Jury awards truck driver $81,000 in lawsuit against Flying J
By TARA JENNINGS Ledger Staff Writer email@example.com
A Cherokee County jury awarded a California truck driver $81,000 this month after being “Maced” by the manager of Blacksburg’s Flying J Travel Plaza two years ago.
Cary E. Reese of Visalia, Calif., filed the suit asking for $74,999 in compensatory and punitive damages as well as any further relief the court deems proper, according to the complaint filed at the Cherokee County Courthouse. He received $21,000 in actual damages and $60,000 in punitive damages on Dec. 1.
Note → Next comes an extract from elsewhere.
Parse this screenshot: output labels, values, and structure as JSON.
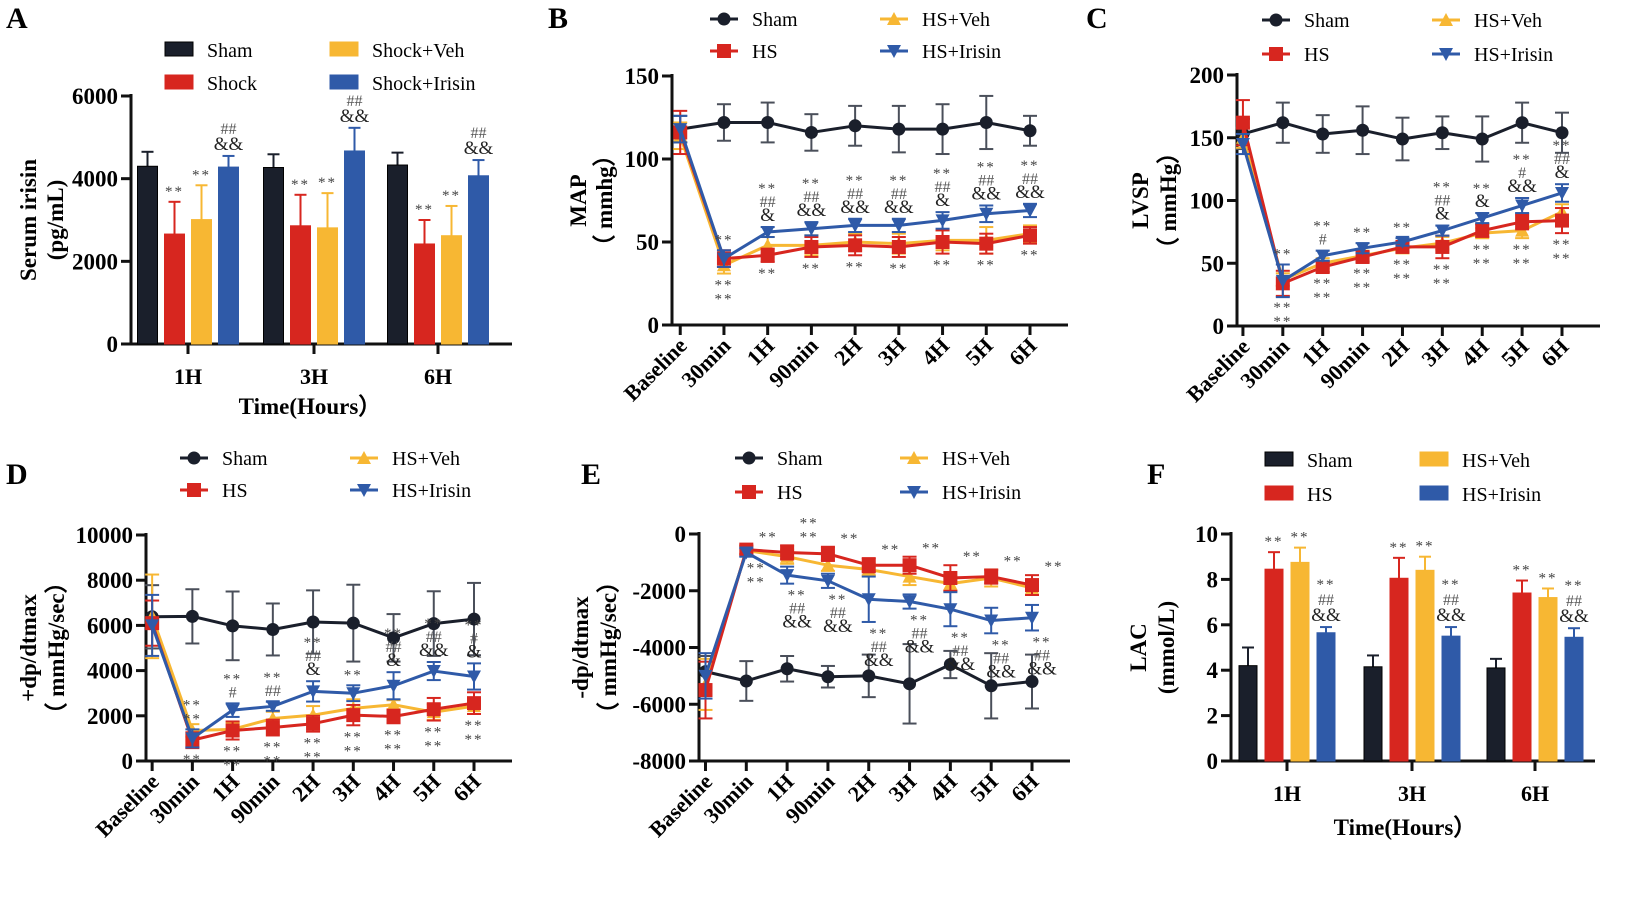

Reese, a truck driver, stopped at the Flying J, 1011 N. Mountain St., to buy gas, coffee and to take a shower. He took his coffee and a NASCAR hat to the counter to pay and asked manager Andy Williams how much the hat cost.
Reese claims that Williams verbally assaulted him and accused him of being illiterate, according to the suit. The truck driver states he paid for the coffee, declined the purchase of the hat and left.
The suit claimed Williams followed Reese outside while demanding he not leave and when Reese attempted to get into his truck, the manager sprayed him in the face with a can of Mace and ordered him to the ground.
Williams held Reese on the ground for 20 to 30 minutes by pointing the Mace can at him while waiting for police to arrive. Williams contended Reese pulled his arm back in a threatening manner and he maced him in self-defense, but Reese denied that and said he only wanted to leave.
When Blacksburg police arrived at the Flying J, both Reese and Williams refused to file an incident report.
The suit states that Reese suffered actual and personal injuries and medical expenses and lost wages. It also states that he suffered humiliation, fear and recurring nightmares.
Williams has a prior conviction for assault and battery in 2000, according to court filings, which state Williams “flew into a rage and assaulted an employee of Red Lobster for requesting his wife’s identification” after she ordered an alcoholic drink. Reese’s attorney, John Hawkins, said Flying J was negligent in hiring Williams because no criminal background check was done, despite company policy. Hawkins said the assault was evidence of Williams’ violent tendencies.
Williams was fired six months after the incident involving the truck driver for discrimination after he made inflammatory statements to a Middle Eastern employee of Flying J, according to court documents.